Hazelton: If somebody signed up for my email list a year ago, pre-GDPR, do I have to reconnect with him and make sure he still wants to be on the list?
Di Giacomo: Yes. It’s not only your job to reconnect with him, but the data that you currently have may not be GDPR compliant. Data that is collected under the GDPR has to be proportional, meaning that it has to be only used for the specific purposes for which it was collected. Moreover, it has to be stored for only as long as necessary.
Under the GDPR, consent has to be given freely. It has to be informed consent, and it has to be unambiguous. What that means is that it needs to explain to the user in clear and plain language, and cannot be hidden.
Hazelton: Does this mean that email marketers should use a double opt-in, or is a consent on the screen sufficient?
Di Giacomo: It depends on the type of data that’s being collected. Make sure that the consent is easy to read. Make sure users who are consenting know what they are consenting to, and the purpose they’re consenting to.
For example, if they’re signing up for an email newsletter, the consent should say something like “You are signing up for an email newsletter.
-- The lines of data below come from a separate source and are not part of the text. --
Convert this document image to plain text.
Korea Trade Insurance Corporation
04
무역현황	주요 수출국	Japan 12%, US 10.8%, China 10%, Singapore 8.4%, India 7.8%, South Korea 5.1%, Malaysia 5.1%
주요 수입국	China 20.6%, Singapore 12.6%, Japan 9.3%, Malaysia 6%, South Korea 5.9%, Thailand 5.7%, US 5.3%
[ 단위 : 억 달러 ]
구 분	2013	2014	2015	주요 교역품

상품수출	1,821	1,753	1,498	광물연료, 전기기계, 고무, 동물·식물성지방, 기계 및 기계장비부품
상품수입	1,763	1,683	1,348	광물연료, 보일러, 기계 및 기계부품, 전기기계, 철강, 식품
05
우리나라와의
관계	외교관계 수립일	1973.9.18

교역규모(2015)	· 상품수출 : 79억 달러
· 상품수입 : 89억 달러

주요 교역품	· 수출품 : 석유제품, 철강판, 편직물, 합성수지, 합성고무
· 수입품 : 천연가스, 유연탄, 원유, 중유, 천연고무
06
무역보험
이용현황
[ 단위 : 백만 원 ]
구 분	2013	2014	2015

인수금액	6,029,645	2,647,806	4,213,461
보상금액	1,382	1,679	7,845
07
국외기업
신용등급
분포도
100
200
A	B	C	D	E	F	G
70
You agree, and you know that you’re doing this. Your email will be stored for this purpose. We will continue to target you.”
Then the consent also has to have references to new data-subject rights of the individuals under the GDPR. Among those are a right to receive a copy of their personal data and a right to confirmation as to whether their data is being processed.
Hazelton: What are the penalties for noncompliance?
Di Giacomo: The penalties are up to €20 million or 4 percent of the company’s annual global revenue — whichever is more. So it’s massive.
Hazelton: For a single occurrence?
Di Giacomo: For single occurrence. The GDPR has a proportionality clause, however. So the assessed penalties (and the enforceability of the penalties) is difficult to estimate because it is based on a factual determination.
A lot of U.S. merchants are asking us, “Why should I care about this? They’re never going to enforce against me.”
While I understand the perspective, the European Union is taking this very seriously. We will likely see wide-scale enforcement against U.S. companies that are collecting information from E.U. residents.
If you have revenue, or payment accounts, or other assets located within the European Union, a data-protection authority could seize your assets or levy against them. For cases that apply to ecommerce owners, companies such as PayPal and Amazon have presences in, for example, Luxembourg that store money on behalf of their users. So it is a real issue for companies in the United States that are utilizing those services.
Hazelton: What can merchants do for a quick fix?
Di Giacomo: A quick fix is probably to look at your internal policies, and make sure that you are at least heading in the right direction. Internal policies include how you collect data, how you store it, and whether you store it for the limited purpose you’ve requested.
Document your contracts with vendors. For example, if you are sending data to an email-marketing vendor, make sure your contract provides for protection of data.
A small business could be asking, “I only make $500,000 a year in revenue. How am I going to comply with this?” My response is let’s see how it plays out. A $500,000 business is probably not the chief target. The E.U. is already looking at companies such as Facebook and Amazon, and the GDPR is a means by which it can start to rein in some of the alleged abuses from those companies.
Hazelton: Say I’m using Facebook for the commenting system on my website. Could that be a problem?
Di Giacomo: Yes. If Facebook is processing data from your direction as a “data controller” (to use the GDPR term), then you can be held jointly and severally liable so that you could be as responsible as Facebook.
Hazelton: Anything else?
Di Giacomo: Data protection will be addressed in the United States eventually. Now is the time to start thinking about it. Take the GDPR seriously. It’s better to prepare now versus solving a compliance failure afterward.